Hydrogen (H2) and syngas (a mixture of H2 and carbon monoxide) can be thermochemically produced from various sources, such as fossil fuels, biomass, water, and solid wastes, via steam reforming, dry reforming, and partial oxidation. Hybrid filtration combustion (HFC) has been introduced to produce H2/syngas by gasifying solid fuels or by simultaneously reforming gaseous and solid fuels. This article presents a comprehensive review of HFC modeling, development of HFC reactors, industrial applications, and future directions. Until now, several mathematical models have been proposed and analytically and numerically solved with novel approaches to the relatively complex chemical kinetics found in these reactors. The HFC reactors for solid fuel gasification and simultaneous homogeneous and heterogeneous reactions have shown high temperatures in the reaction wave (900-2300 K) due to high heat recirculation inside. The geometry and orientation, hybrid porous bed compo-sition, gasifying agent, and mode of operation are crucial parameters for optimizing the hydrogen and syngas yield.
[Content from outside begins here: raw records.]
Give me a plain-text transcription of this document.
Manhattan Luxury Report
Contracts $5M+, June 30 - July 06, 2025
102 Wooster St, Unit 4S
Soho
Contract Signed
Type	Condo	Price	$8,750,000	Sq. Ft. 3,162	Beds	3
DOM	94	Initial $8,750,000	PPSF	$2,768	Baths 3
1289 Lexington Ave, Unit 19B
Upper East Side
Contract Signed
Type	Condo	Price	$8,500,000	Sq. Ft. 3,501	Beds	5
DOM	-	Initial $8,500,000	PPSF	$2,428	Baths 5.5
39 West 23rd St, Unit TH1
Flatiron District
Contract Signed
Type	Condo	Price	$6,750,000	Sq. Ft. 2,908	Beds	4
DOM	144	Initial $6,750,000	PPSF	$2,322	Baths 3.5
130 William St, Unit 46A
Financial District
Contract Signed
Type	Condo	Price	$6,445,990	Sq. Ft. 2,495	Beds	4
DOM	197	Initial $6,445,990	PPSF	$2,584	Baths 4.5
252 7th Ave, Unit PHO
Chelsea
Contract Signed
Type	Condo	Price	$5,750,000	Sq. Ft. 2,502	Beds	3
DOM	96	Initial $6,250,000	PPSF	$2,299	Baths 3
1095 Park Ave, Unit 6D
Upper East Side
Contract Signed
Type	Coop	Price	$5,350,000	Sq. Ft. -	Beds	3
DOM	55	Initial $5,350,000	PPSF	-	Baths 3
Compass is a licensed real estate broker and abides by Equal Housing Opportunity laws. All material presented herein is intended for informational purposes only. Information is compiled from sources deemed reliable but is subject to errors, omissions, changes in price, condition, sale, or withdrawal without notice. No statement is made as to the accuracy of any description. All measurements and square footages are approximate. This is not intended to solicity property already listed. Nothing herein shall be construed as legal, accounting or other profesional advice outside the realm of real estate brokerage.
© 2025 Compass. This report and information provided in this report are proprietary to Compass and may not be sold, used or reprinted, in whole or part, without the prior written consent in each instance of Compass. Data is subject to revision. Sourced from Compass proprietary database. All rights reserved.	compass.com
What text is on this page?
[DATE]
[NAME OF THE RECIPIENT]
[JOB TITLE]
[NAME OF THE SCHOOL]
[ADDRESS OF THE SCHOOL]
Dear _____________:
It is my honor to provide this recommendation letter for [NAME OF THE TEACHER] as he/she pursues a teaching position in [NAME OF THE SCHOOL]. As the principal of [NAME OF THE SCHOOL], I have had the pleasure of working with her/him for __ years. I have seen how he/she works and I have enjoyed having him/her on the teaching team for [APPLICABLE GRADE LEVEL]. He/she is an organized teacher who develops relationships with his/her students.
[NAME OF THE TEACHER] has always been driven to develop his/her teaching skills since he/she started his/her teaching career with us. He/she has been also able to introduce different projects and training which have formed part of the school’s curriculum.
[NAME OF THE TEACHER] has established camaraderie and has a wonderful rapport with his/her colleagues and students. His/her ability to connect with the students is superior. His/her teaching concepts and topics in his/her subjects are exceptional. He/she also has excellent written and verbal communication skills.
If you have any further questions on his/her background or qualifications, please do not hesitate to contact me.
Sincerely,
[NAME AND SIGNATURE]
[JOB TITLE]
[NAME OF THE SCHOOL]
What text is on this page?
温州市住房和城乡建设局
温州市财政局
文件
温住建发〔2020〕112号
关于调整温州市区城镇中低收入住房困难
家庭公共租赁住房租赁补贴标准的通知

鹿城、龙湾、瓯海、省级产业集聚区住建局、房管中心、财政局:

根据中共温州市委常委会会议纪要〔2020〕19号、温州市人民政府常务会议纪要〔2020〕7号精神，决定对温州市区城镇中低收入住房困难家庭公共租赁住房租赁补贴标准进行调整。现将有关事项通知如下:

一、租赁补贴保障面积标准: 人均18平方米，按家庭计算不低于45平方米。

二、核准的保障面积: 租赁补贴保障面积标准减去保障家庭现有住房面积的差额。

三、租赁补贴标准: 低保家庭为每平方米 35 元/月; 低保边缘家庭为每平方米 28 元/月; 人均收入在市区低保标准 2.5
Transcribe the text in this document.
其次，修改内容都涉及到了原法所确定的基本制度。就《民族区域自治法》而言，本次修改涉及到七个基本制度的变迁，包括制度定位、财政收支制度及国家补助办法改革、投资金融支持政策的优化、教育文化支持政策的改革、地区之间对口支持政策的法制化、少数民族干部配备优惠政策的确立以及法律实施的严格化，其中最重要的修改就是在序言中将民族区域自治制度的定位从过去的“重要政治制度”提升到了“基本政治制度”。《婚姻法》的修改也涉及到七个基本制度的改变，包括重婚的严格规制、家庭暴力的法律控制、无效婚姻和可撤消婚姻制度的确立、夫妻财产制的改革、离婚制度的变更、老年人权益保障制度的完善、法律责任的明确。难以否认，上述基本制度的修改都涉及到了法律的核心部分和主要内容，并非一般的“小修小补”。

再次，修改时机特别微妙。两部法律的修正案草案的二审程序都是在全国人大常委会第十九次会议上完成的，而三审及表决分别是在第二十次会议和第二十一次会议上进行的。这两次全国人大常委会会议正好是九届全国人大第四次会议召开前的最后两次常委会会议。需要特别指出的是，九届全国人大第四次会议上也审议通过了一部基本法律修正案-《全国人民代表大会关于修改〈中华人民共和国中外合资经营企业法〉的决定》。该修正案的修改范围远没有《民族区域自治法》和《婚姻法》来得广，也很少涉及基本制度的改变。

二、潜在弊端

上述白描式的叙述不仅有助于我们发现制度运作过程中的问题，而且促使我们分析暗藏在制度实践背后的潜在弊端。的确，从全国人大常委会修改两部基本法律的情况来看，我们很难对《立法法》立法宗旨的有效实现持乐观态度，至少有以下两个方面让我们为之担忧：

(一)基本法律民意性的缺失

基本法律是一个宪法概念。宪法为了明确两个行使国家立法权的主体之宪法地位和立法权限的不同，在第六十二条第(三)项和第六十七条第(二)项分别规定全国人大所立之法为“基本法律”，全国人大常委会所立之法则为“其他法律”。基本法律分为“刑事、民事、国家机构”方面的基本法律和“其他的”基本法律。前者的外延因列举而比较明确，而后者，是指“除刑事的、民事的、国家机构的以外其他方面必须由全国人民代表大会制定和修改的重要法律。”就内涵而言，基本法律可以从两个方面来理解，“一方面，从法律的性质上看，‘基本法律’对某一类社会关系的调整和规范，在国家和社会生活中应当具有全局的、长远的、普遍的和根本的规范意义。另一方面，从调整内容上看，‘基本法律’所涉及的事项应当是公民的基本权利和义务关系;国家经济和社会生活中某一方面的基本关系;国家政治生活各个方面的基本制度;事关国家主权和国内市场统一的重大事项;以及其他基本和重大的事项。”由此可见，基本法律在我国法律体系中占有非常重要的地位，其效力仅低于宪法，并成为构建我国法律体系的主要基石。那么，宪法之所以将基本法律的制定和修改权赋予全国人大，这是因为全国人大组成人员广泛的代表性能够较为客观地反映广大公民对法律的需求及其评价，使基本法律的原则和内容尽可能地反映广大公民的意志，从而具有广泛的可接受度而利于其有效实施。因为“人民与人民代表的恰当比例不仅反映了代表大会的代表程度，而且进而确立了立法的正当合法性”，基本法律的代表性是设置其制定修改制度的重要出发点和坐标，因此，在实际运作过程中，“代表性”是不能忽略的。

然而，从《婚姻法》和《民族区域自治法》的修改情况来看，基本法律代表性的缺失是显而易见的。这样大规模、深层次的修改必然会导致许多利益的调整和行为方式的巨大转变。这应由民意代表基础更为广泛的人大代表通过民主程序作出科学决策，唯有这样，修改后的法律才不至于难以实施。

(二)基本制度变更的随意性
The various solid feedstocks studied include coal, biomass, and polyethylene, and the gasifying agents used are air, steam, carbon dioxide, and premixed air/fuel flows. At the industrial scale, HFC has been successfully implemented for producing hydrogen/syngas from municipal solid waste. The present review has revealed the promising potential of this technology as an energy-efficient and sustainable alternative to produce H2 and syngas from various solid and gaseous feedstocks.